Tien voor elf. Het had een eeuwigheid geduurd. Nerveus nam hij plaats op de achterbank en stak zijn hand door het speaker gat in het rugpaneel.
‘Anouk?’
Het was voor het eerst in al die dagen dat hij haar voornaam noemde. Zijn hand raakte haar rug en hij voelde haar bewegen. Hij bukte en gluurde door het gat naar de kofferbak.
‘Ik doe je blinddoek even af. Kun je me verstaan?’
‘Ja.’
‘Draai op je zij, in de richting van mijn stem. Nog een klein stukje… Ik neem even snel de tekst met je door. We oefenen de woorden en na een paar keer herhalen weet je het wel. Zodra ik je vader aan de lijn heb, houd ik de telefoon voor je mond. Jij houdt je aan de tekst en zodra je afwijkt, verbreek ik direct de verbinding. Dan gaan we terug en dan doen Karl en Eric de rest. Ik garandeer je dat het een pijnlijke confrontatie wordt. Niet alleen voor jou. Wil je je familie in gevaar brengen? Nee toch? En als je pech hebt, dan schuift de levering een week op, en dat wordt beslist geen leuke week. Ik neem aan dat je daar niet op zit te wachten.’
‘Nee. Ik doe precies wat jullie vragen. Echt waar…’
Het was auto nummer zes. Een zwarte Renault met een Belgisch kenteken, bestuurd door een medewerkster van het Belgische opsporingsteam. Haar blik was strak op de weg gericht alsof ze de Ford Escort in de berm niet had opgemerkt. In het voorbijgaan had ze via haar achteruitkijkspiegel de kentekenplaat gecontroleerd. Ze glimlachte toen ze het nummer herkende, en zocht contact met haar leidinggevende.
‘Object gesignaleerd langs de route. De auto staat ter hoogte van wegmarkering 456, langs de smalle tweebaansweg geparkeerd. Een lastig punt om ongemerkt te benaderen. Er zit een manspersoon achter het stuur en meer heb ik niet gezien. Er zijn geen uitvalswegen en ik heb geen andere voertuigen op het traject waargenomen. Waarschijnlijk is hij toch alleen. Ik kom naar het verzamelpunt om de waarneming door te praten.’

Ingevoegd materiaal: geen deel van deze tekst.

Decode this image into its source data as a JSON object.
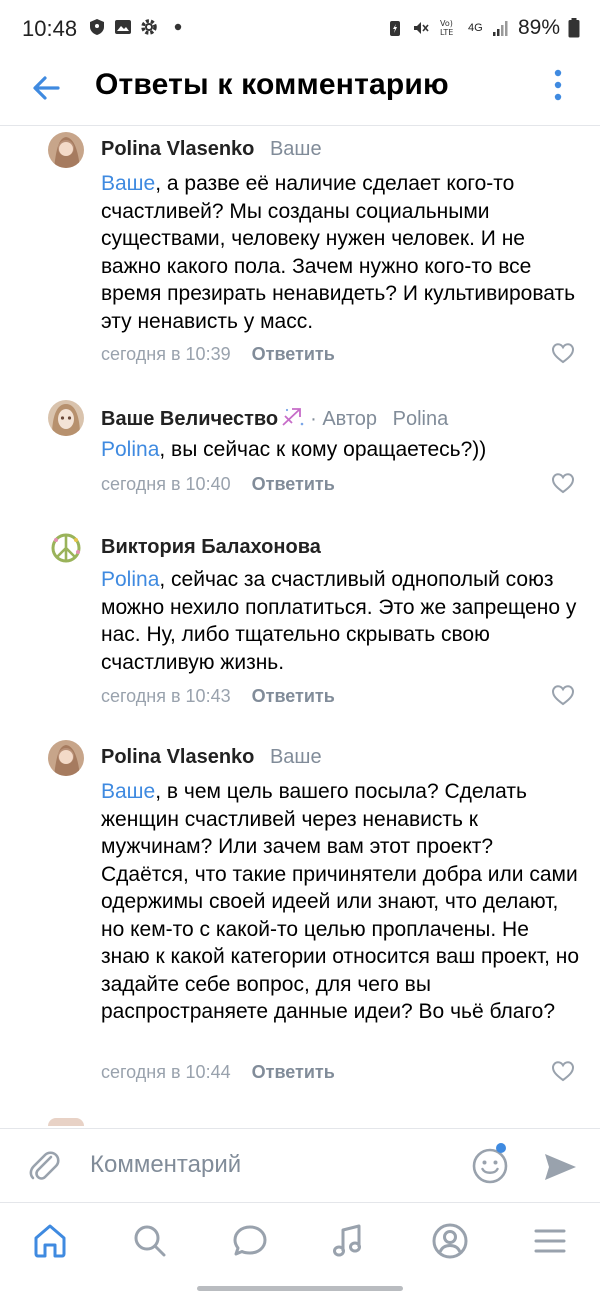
{
  "status_bar": {
    "time": "10:48",
    "network": "4G",
    "battery": "89%",
    "icons": [
      "shield-icon",
      "gallery-icon",
      "settings-gear-icon",
      "dot-icon",
      "battery-saver-icon",
      "mute-icon",
      "volte-icon",
      "signal-icon",
      "battery-icon"
    ]
  },
  "header": {
    "title": "Ответы к комментарию",
    "back_icon": "arrow-left-icon",
    "menu_icon": "more-vertical-icon"
  },
  "comments": [
    {
      "author": "Polina Vlasenko",
      "meta": "",
      "reply_to": "Ваше",
      "mention": "Ваше",
      "text": ", а разве её наличие сделает кого-то счастливей? Мы созданы социальными существами, человеку нужен человек. И не важно какого пола. Зачем нужно кого-то все время презирать ненавидеть? И культивировать эту ненависть у масс.",
      "time": "сегодня в 10:39",
      "reply_label": "Ответить"
    },
    {
      "author": "Ваше Величество",
      "meta": "· Автор",
      "reply_to": "Polina",
      "mention": "Polina",
      "text": ", вы сейчас к кому оращаетесь?))",
      "time": "сегодня в 10:40",
      "reply_label": "Ответить"
    },
    {
      "author": "Виктория Балахонова",
      "meta": "",
      "reply_to": "",
      "mention": "Polina",
      "text": ", сейчас за счастливый однополый союз можно нехило поплатиться. Это же запрещено у нас. Ну, либо тщательно скрывать свою счастливую жизнь.",
      "time": "сегодня в 10:43",
      "reply_label": "Ответить"
    },
    {
      "author": "Polina Vlasenko",
      "meta": "",
      "reply_to": "Ваше",
      "mention": "Ваше",
      "text": ", в чем цель вашего посыла? Сделать женщин счастливей через ненависть к мужчинам? Или зачем вам этот проект? Сдаётся, что такие причинятели добра или сами одержимы своей идеей или знают, что делают, но кем-то с какой-то целью проплачены. Не знаю к какой категории относится ваш проект, но задайте себе вопрос, для чего вы распространяете данные идеи? Во чьё благо?",
      "time": "сегодня в 10:44",
      "reply_label": "Ответить"
    }
  ],
  "composer": {
    "placeholder": "Комментарий"
  },
  "colors": {
    "accent": "#3f8ae0",
    "secondary_text": "#818c99"
  }
}
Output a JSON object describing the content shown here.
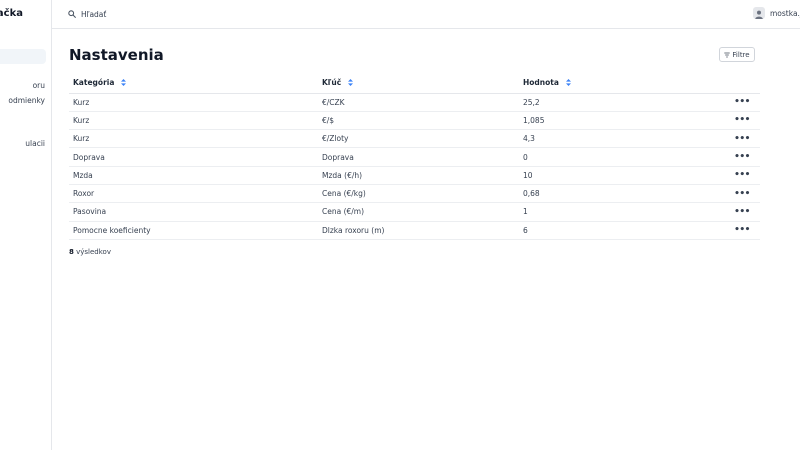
{
  "sidebar": {
    "brand": "ulačka",
    "items": [
      {
        "label": ""
      },
      {
        "label": "oru"
      },
      {
        "label": "odmienky"
      },
      {
        "label": "ulacii"
      }
    ]
  },
  "topbar": {
    "search_placeholder": "Hľadať",
    "username": "mostka.ja"
  },
  "page": {
    "title": "Nastavenia",
    "filter_label": "Filtre"
  },
  "table": {
    "headers": {
      "category": "Kategória",
      "key": "Kľúč",
      "value": "Hodnota"
    },
    "rows": [
      {
        "category": "Kurz",
        "key": "€/CZK",
        "value": "25,2"
      },
      {
        "category": "Kurz",
        "key": "€/$",
        "value": "1,085"
      },
      {
        "category": "Kurz",
        "key": "€/Zloty",
        "value": "4,3"
      },
      {
        "category": "Doprava",
        "key": "Doprava",
        "value": "0"
      },
      {
        "category": "Mzda",
        "key": "Mzda (€/h)",
        "value": "10"
      },
      {
        "category": "Roxor",
        "key": "Cena (€/kg)",
        "value": "0,68"
      },
      {
        "category": "Pasovina",
        "key": "Cena (€/m)",
        "value": "1"
      },
      {
        "category": "Pomocne koeficienty",
        "key": "Dlzka roxoru (m)",
        "value": "6"
      }
    ],
    "row_menu": "•••"
  },
  "footer": {
    "count": "8",
    "count_label": " výsledkov"
  },
  "colors": {
    "accent": "#3b82f6",
    "border": "#e5e7eb",
    "active_bg": "#f1f5f9"
  }
}
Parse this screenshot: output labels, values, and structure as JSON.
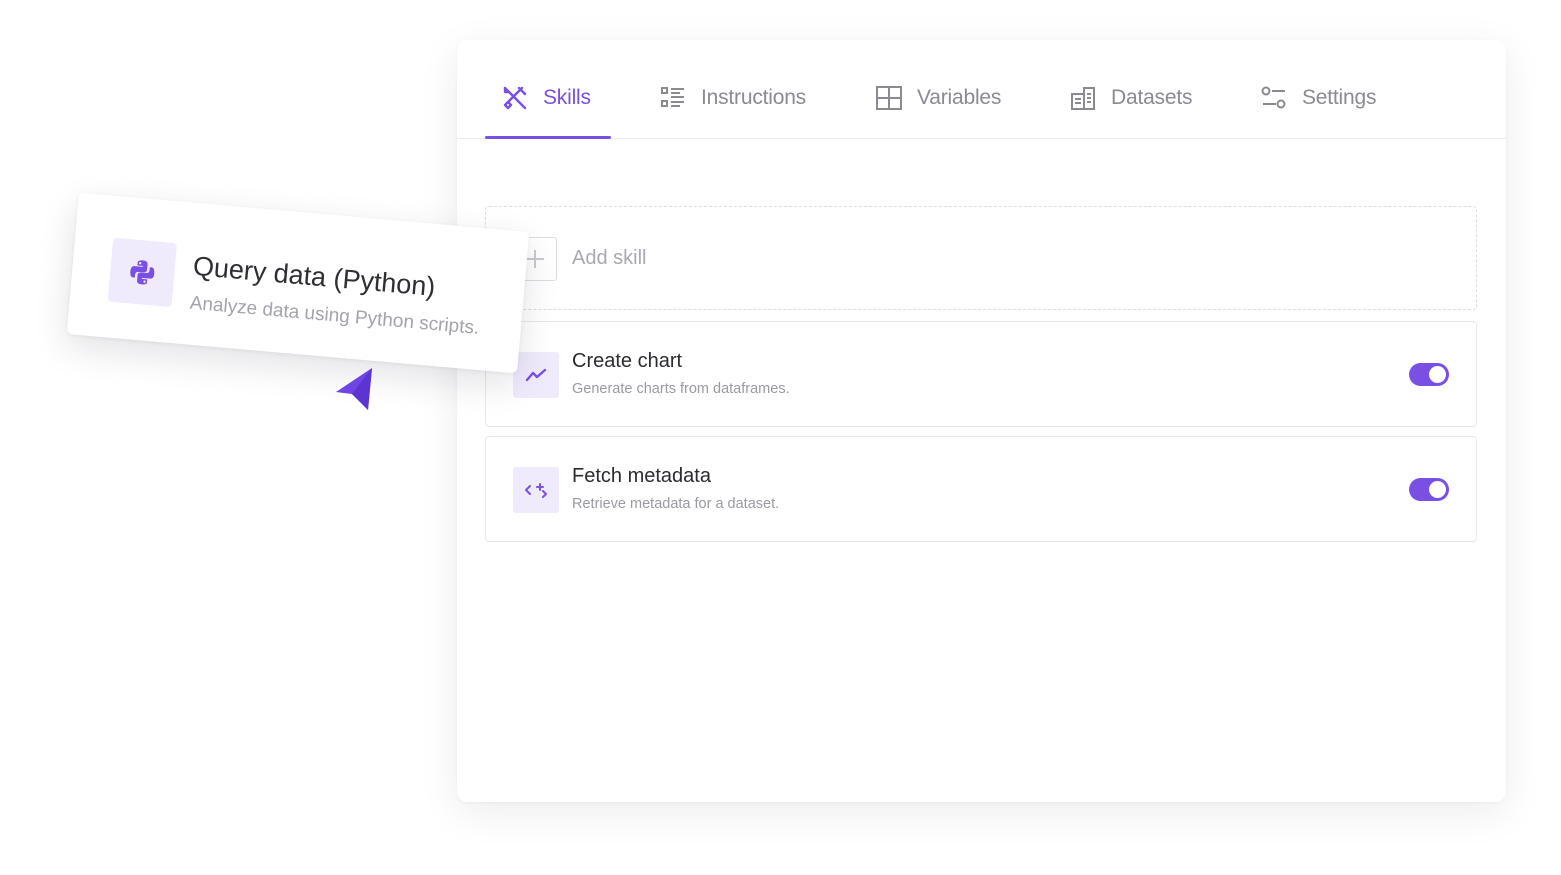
{
  "tabs": [
    {
      "label": "Skills",
      "icon": "tools-icon",
      "active": true
    },
    {
      "label": "Instructions",
      "icon": "list-icon",
      "active": false
    },
    {
      "label": "Variables",
      "icon": "grid-icon",
      "active": false
    },
    {
      "label": "Datasets",
      "icon": "database-icon",
      "active": false
    },
    {
      "label": "Settings",
      "icon": "sliders-icon",
      "active": false
    }
  ],
  "add_skill": {
    "label": "Add skill",
    "icon": "plus-icon"
  },
  "skills": [
    {
      "title": "Create chart",
      "description": "Generate charts from dataframes.",
      "icon": "chart-line-icon",
      "enabled": true
    },
    {
      "title": "Fetch metadata",
      "description": "Retrieve metadata for a dataset.",
      "icon": "code-sparkle-icon",
      "enabled": true
    }
  ],
  "dragging_card": {
    "title": "Query data (Python)",
    "description": "Analyze data using Python scripts.",
    "icon": "python-icon"
  },
  "colors": {
    "accent": "#7a4fe3",
    "accent_light": "#efeafc",
    "text": "#2b2b30",
    "muted": "#9a9aa2"
  }
}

‘Prima werk, Maya’, liet Wim Janssen zijn medewerkster weten. ‘Ik geef het door aan onze Nederlandse collega's.’
‘We hebben hem’, meldde Janssen met een zweem van trots in zijn stem. ‘De Ford Escort is op Belgisch grondgebied gesignaleerd, maar wel dicht bij de Nederlandse grens. We kunnen het best het object in een straal van vijf kilometer omsingelen.’
Hoogeboom had een tijdelijke werkplek in de tapkamer in Wijchen gecreëerd om van daaruit zijn teams aan te sturen.
‘Ze hebben hem!’ had hij door de tapkamer gebruld en een moment van opwinding golfde door de kamer.
Andijk sprong uit zijn stoel op en schaarde zich achter de stoel van de OT-commandant.
Hoogeboom noteerde de locatie van de Ford op de kaart en keek op zijn horloge. ‘Het is acht minuten voor negen. Om elf uur is er contact met de familie en het slachtoffer. Zolang we niet weten waar het kind zit, kunnen we niet ingrijpen. Heb je het object onder controle? Is de man alleen?’
‘We hebben het voertuig nog niet onder controle en we hebben alleen een bestuurder’, liet Janssen hem spijtig weten.
‘Tot nu toe hebben we nog geen tweede object gesignaleerd. Waarschijnlijk observeert hij de boel, want hij heeft een perfect zicht over de route. Misschien dat zijn handlangers zich ergens in het dal ophouden. We proberen het object te benaderen, maar via de tweebaansweg is dat onmogelijk. We gaan de mogelijkheden hier afwegen. Je hoort nog van ons.’
‘Oké. Ik sluit ondertussen het grensgebied af met mijn mensen. Houd de lijn open…’
‘Prima!’
Ze stonden gebogen over de satellietfoto van het gebied, waarop elk zandpad en waterstroompje nauwkeurig stond aangegeven. Johan Verweij liet zijn vingers langs de route glijden terwijl hij zijn commandant uitleg gaf bij zijn plan.
Het was geen eenvoudig plan en de operatie bracht de nodige risico's met zich mee. Maar ze waren het er allemaal over eens dat het de enige manier was, misschien wel hun laatste kans om de daders te pakken te krijgen. Veel tijd om de risico's door te nemen had men niet. Het plan werd met Hoogeboom doorgesproken en men ging uiteindelijk akkoord. Twee Nederlandse OT-medewerkers zouden zich aansluiten bij het Belgische team. Hierdoor telde het team acht experts.
Ondertussen tikte de tijd weg. Het was kwart voor tien.